METHODS: The TRIPOD and PROBAST checklist items were discussed and modified using a Delphi process. After consensus was reached, 2 groups of 3 co-authors scored 2 articles to evaluate usability and further optimize the adapted
checklists. Finally, 10 articles were scored by all co-authors. Fleiss\' kappa was calculated to assess the reliability of agreement between observers.
RESULTS: Three of the 37 TRIPOD items and 5 of the 32 PROBAST items were deemed irrelevant. General terminology in the items (e.g., multivariable prediction model, predictors) was modified to align with AI-specific terms. After the first scoring round, further improvements of the items were formulated, e.g., by preventing the use of sub-questions or subjective words and adding clarifications on how to score an item. Using the final consensus list to score the 10 articles, only 2 out of the 61 items resulted in a statistically significant kappa of 0.4 or more demonstrating substantial agreement. For 41 items no statistically significant kappa was obtained indicating that the level of agreement among multiple observers is due to chance alone.
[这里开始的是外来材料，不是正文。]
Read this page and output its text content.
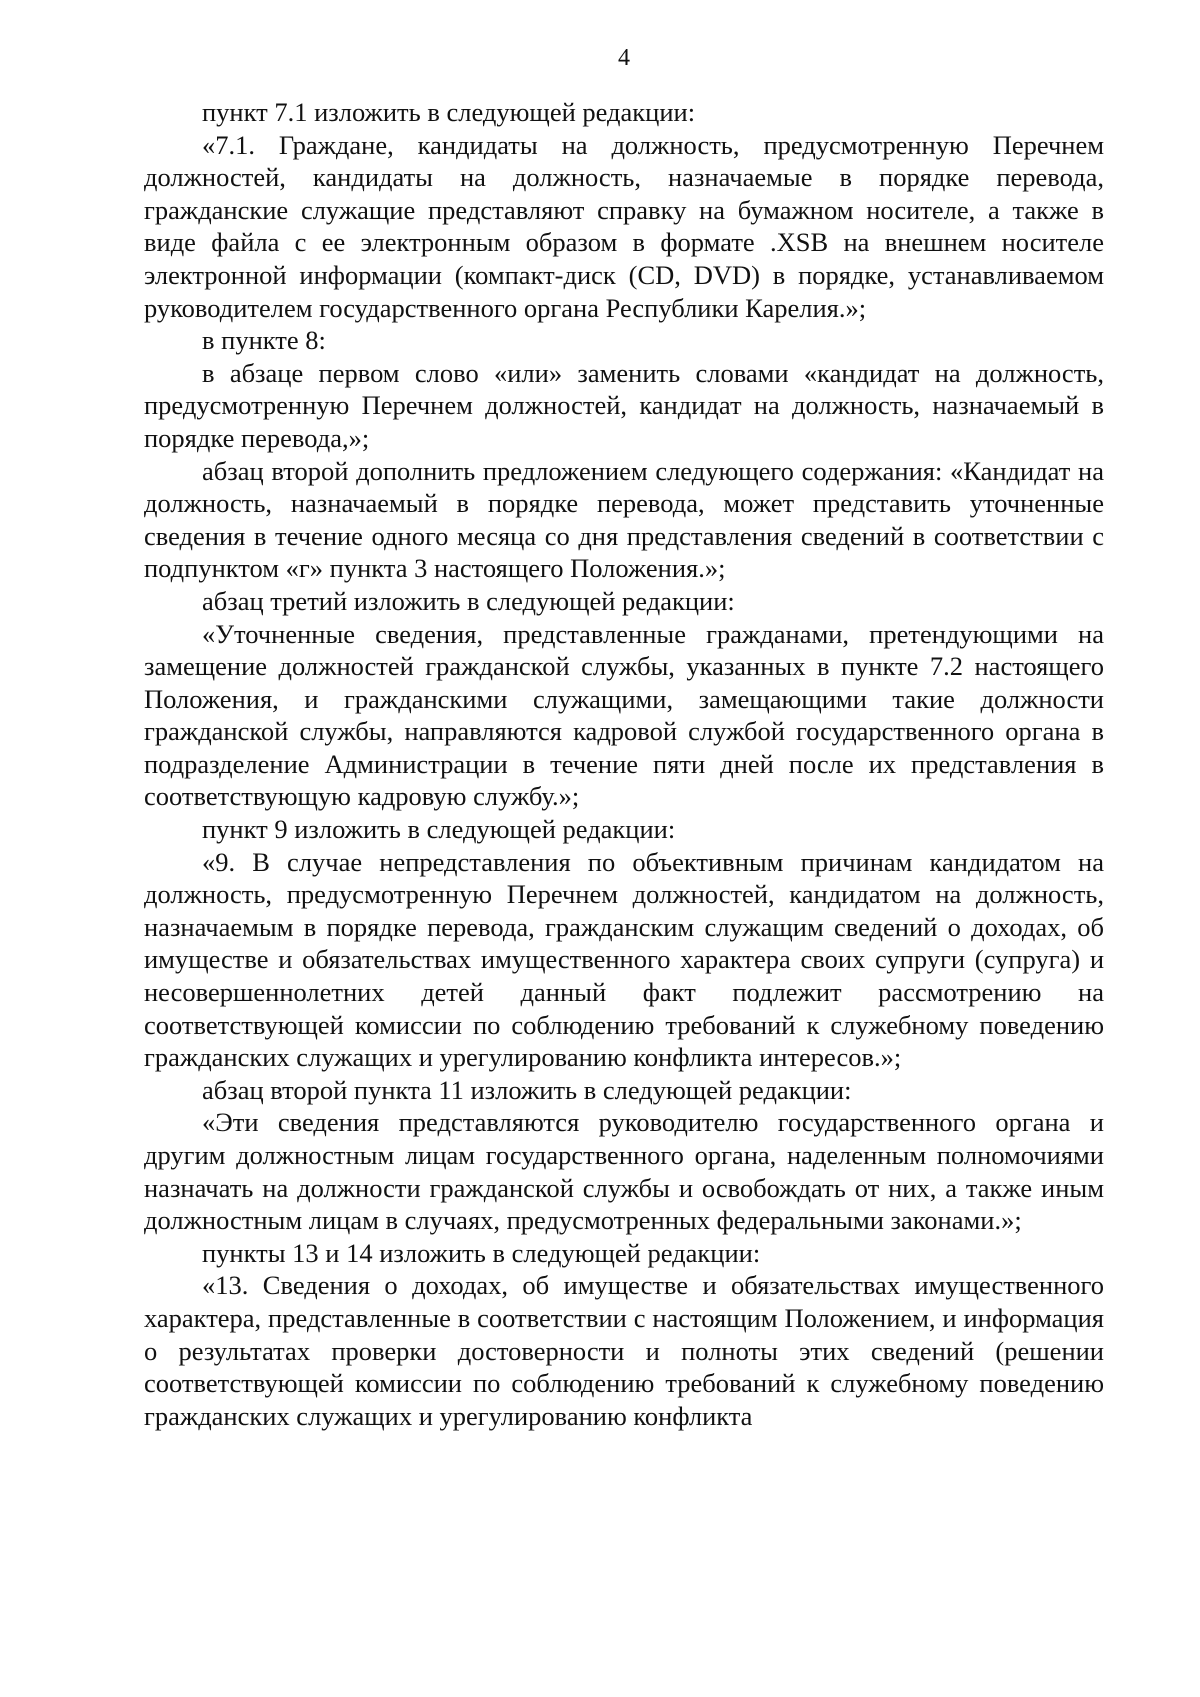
4

пункт 7.1 изложить в следующей редакции:

«7.1. Граждане, кандидаты на должность, предусмотренную Перечнем должностей, кандидаты на должность, назначаемые в порядке перевода, гражданские служащие представляют справку на бумажном носителе, а также в виде файла с ее электронным образом в формате .XSB на внешнем носителе электронной информации (компакт-диск (CD, DVD) в порядке, устанавливаемом руководителем государственного органа Республики Карелия.»;

в пункте 8:

в абзаце первом слово «или» заменить словами «кандидат на должность, предусмотренную Перечнем должностей, кандидат на должность, назначаемый в порядке перевода,»;

абзац второй дополнить предложением следующего содержания: «Кандидат на должность, назначаемый в порядке перевода, может представить уточненные сведения в течение одного месяца со дня представления сведений в соответствии с подпунктом «г» пункта 3 настоящего Положения.»;

абзац третий изложить в следующей редакции:

«Уточненные сведения, представленные гражданами, претендующими на замещение должностей гражданской службы, указанных в пункте 7.2 настоящего Положения, и гражданскими служащими, замещающими такие должности гражданской службы, направляются кадровой службой государственного органа в подразделение Администрации в течение пяти дней после их представления в соответствующую кадровую службу.»;

пункт 9 изложить в следующей редакции:

«9. В случае непредставления по объективным причинам кандидатом на должность, предусмотренную Перечнем должностей, кандидатом на должность, назначаемым в порядке перевода, гражданским служащим сведений о доходах, об имуществе и обязательствах имущественного характера своих супруги (супруга) и несовершеннолетних детей данный факт подлежит рассмотрению на соответствующей комиссии по соблюдению требований к служебному поведению гражданских служащих и урегулированию конфликта интересов.»;

абзац второй пункта 11 изложить в следующей редакции:

«Эти сведения представляются руководителю государственного органа и другим должностным лицам государственного органа, наделенным полномочиями назначать на должности гражданской службы и освобождать от них, а также иным должностным лицам в случаях, предусмотренных федеральными законами.»;

пункты 13 и 14 изложить в следующей редакции:

«13. Сведения о доходах, об имуществе и обязательствах имущественного характера, представленные в соответствии с настоящим Положением, и информация о результатах проверки достоверности и полноты этих сведений (решении соответствующей комиссии по соблюдению требований к служебному поведению гражданских служащих и урегулированию конфликта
CONCLUSIONS: Our study showed low reliability scores with the adapted TRIPOD and PROBAST
checklists. Although such
checklists have shown great value during development and reporting, this raises concerns about the applicability of such
checklists to objectively score scientific articles for AI applications. When developing or revising guidelines, it is essential to consider their applicability to score articles without introducing bias.